Narciso Ibáñez Serrador vu par… (27’, Wild Side Video, 2008) « Impossible d’être Espagnol et de ne pas connaître ‘Chicho’ Serrador (…) figure de proue de la télévision, le Hitchcock espagnol », dit le réalisateur Paco Plaza. Avec une réalisation élégante rappelant celle de Terence Fisher, ¿Quién puede matar a un niño? est un « film novateur, puissant, mystérieux, pervers, transgressif, impossible à oublier ». Serrador, le premier réalisateur du cinéma de genre en Espagne, a ouvert la voie à Jesús Franco, à Paul Naschy, et influencé les cinéastes d’aujourd’hui, tels Alejandro Amenábar, Alex de la Iglesia, Enrique Urbizu, Mateo Gil, Guillermo del Toro, Juan Antonio Bayona, Jaume Balagueró et Paco Plaza…
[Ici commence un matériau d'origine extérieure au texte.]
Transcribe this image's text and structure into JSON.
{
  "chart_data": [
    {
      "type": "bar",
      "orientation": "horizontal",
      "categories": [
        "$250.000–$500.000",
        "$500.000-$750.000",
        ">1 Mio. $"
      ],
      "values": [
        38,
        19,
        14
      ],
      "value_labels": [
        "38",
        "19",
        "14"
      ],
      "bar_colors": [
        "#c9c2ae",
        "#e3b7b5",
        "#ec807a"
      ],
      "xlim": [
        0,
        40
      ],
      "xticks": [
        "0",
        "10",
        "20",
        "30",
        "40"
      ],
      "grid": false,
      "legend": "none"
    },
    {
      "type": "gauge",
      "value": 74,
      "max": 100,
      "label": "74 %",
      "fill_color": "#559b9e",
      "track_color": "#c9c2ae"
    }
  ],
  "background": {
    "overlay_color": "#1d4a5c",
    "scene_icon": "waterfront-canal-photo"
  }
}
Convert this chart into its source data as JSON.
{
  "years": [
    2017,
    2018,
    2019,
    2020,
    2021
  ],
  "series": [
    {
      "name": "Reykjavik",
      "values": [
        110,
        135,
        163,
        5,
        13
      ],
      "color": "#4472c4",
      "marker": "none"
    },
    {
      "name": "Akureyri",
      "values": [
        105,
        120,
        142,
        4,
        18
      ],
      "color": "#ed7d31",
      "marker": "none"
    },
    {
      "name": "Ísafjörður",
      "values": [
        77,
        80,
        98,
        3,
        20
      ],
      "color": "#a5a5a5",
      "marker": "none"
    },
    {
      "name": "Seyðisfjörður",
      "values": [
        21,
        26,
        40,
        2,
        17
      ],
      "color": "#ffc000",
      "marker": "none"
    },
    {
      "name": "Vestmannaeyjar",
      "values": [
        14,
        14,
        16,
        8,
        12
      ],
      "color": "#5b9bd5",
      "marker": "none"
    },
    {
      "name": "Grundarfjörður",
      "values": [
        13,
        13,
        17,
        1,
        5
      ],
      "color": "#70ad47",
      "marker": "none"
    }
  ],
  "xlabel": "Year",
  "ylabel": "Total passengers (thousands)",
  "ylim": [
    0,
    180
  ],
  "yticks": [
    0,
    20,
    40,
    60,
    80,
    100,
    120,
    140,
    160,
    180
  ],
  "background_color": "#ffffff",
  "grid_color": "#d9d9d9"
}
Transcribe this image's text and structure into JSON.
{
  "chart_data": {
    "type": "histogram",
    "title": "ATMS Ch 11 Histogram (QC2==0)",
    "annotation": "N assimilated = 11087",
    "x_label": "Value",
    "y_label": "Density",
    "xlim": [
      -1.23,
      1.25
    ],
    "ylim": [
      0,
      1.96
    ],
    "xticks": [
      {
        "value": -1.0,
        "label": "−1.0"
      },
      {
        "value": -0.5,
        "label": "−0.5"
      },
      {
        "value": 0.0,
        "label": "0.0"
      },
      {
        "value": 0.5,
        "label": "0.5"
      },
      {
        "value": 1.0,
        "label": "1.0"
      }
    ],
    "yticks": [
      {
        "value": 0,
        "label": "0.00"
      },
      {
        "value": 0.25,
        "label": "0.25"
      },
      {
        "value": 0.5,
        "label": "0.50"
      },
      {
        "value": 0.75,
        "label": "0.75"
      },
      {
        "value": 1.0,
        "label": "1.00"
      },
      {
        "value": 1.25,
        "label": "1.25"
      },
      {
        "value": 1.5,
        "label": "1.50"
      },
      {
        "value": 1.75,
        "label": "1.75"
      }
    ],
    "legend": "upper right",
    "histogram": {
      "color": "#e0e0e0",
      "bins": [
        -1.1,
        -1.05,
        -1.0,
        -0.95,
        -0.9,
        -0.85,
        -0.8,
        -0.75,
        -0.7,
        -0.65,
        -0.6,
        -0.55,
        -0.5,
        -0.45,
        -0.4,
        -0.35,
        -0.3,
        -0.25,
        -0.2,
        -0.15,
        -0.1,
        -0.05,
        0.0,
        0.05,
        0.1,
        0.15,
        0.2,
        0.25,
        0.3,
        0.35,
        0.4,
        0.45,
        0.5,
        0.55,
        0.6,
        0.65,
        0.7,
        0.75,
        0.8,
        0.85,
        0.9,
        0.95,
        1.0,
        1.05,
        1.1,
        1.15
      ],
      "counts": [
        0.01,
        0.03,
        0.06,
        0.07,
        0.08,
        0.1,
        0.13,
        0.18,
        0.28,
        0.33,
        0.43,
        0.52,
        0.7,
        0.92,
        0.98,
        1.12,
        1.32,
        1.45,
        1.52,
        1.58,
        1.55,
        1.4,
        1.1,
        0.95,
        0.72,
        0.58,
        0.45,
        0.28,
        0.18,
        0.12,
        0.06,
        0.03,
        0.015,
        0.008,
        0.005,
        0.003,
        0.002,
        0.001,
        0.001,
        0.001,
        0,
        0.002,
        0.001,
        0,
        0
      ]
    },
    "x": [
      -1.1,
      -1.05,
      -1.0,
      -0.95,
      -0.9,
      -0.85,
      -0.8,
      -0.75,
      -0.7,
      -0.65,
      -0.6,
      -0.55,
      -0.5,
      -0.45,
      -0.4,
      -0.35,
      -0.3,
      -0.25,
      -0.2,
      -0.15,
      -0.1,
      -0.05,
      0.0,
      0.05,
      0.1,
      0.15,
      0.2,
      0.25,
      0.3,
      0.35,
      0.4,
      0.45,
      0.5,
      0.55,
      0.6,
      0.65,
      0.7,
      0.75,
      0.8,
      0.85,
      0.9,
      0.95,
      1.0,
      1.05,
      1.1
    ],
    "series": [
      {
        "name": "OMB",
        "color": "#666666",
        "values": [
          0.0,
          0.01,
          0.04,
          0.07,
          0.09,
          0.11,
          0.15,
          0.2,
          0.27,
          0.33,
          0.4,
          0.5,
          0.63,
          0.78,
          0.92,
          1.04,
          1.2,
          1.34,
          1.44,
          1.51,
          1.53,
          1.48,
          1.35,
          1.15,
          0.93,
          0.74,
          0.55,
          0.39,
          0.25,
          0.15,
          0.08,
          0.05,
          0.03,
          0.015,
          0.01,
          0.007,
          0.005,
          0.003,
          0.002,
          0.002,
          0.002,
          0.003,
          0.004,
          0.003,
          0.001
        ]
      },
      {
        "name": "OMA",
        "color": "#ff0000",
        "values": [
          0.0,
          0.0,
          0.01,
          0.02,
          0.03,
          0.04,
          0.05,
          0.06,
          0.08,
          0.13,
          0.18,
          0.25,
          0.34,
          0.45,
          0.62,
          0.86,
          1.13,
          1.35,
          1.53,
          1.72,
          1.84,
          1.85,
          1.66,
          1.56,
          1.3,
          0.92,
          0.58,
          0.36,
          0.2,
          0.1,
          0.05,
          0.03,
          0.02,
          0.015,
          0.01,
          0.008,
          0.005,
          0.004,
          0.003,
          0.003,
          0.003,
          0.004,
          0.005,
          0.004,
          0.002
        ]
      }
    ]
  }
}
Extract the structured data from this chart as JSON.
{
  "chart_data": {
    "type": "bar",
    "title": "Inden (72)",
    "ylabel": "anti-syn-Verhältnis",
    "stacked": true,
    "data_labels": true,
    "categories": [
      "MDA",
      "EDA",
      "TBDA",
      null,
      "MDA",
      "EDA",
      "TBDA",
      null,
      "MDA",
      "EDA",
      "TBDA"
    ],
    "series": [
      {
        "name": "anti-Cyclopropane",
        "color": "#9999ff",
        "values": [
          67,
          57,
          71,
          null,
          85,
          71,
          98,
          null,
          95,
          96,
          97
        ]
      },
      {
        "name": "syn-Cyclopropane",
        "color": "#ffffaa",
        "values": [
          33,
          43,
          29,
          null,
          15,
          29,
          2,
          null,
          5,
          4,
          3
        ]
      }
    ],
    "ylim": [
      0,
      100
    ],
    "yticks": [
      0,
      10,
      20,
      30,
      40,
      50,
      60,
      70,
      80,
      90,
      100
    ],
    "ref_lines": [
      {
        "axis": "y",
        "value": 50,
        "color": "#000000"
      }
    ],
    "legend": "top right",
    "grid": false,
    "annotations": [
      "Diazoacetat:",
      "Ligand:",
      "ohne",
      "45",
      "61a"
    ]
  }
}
Histoire du cinéma fantastique espagnol (28’, Wild Side, 2008, exclusivité Blu-ray’). L’historien Emmanuel Vincenot voit dans la culture catholique le « ferment » du cinéma fantastique espagnol bien que les cinéastes aient eu à lutter contre la censure exercée par l’église, qui a conduit Paul Naschy à situer l’action de ses films partout, sauf en Espagne, et Jesús Franco à tourner la plupart de ses quelques 200 films à l’étranger. Le cinéma fantastique plante ses racines avec Segundo de Chomon, le « Méliès espagnol ». La Torre de la siete jorobados d’Edgar Neville, 1944, est le premier long métrage du genre. Dans les années 60, il se développe avec L’Horrible Docteur Orlof (Gritos en la noche, Jesús Franco, 1962) et Les Vampires du Dr Dracula (La Marca del Hombre-lobo, sur un scénario de Paul Naschy, 1968), tourné en 70 mm 3D que son auteur voit comme « le premier film réellement fantastique du cinéma espagnol ». Au milieu des années 80, commence une période de vaches maigres jusqu’à une résurgence, au milieu des années 90, annoncée par Alex de la Iglesia avec Le Jour de la bête (El Día de la bestia, 1995), par Alejandro Amenábar, avec Tesis (1996) et Ouvre les yeux (Abre los ojos, 1977), marquant la naissance d’un cinéma qui « gomme les signes d’hispanité (…) tout en conservant un ancrage local (…) qui reste mal aimé, comme l’ensemble du cinéma de genre, mais garde un public de cinéphiles ». Avec les témoignages de Jesús Franco, Paul Naschy, Jorge Grau.

Bande-annonce 2020.

Les Révoltés de l'an 2000

Image - 4,5 / 5

L’image (1.85:1, 1080p, AVC) a été débarrassée par une soigneuse restauration de toutes les marques de dégradation de la pellicule, dans le respect du grain argentique toutefois un peu trop visible sur fond de ciel. Lumineuse, avec des couleurs agréablement saturées et des noirs denses dans les quelques scènes de nuit, elle assure une parfaite lisibilité de tous les cadres.

Son - 4,0 / 5

Le son DTS-HD Master Audio 1.0 de la version originale, dans laquelle l’anglais domine nettement l’espagnol, est aussi très propre : ni parasite, ni souffle. Une bonne dynamique rend l’ambiance présente.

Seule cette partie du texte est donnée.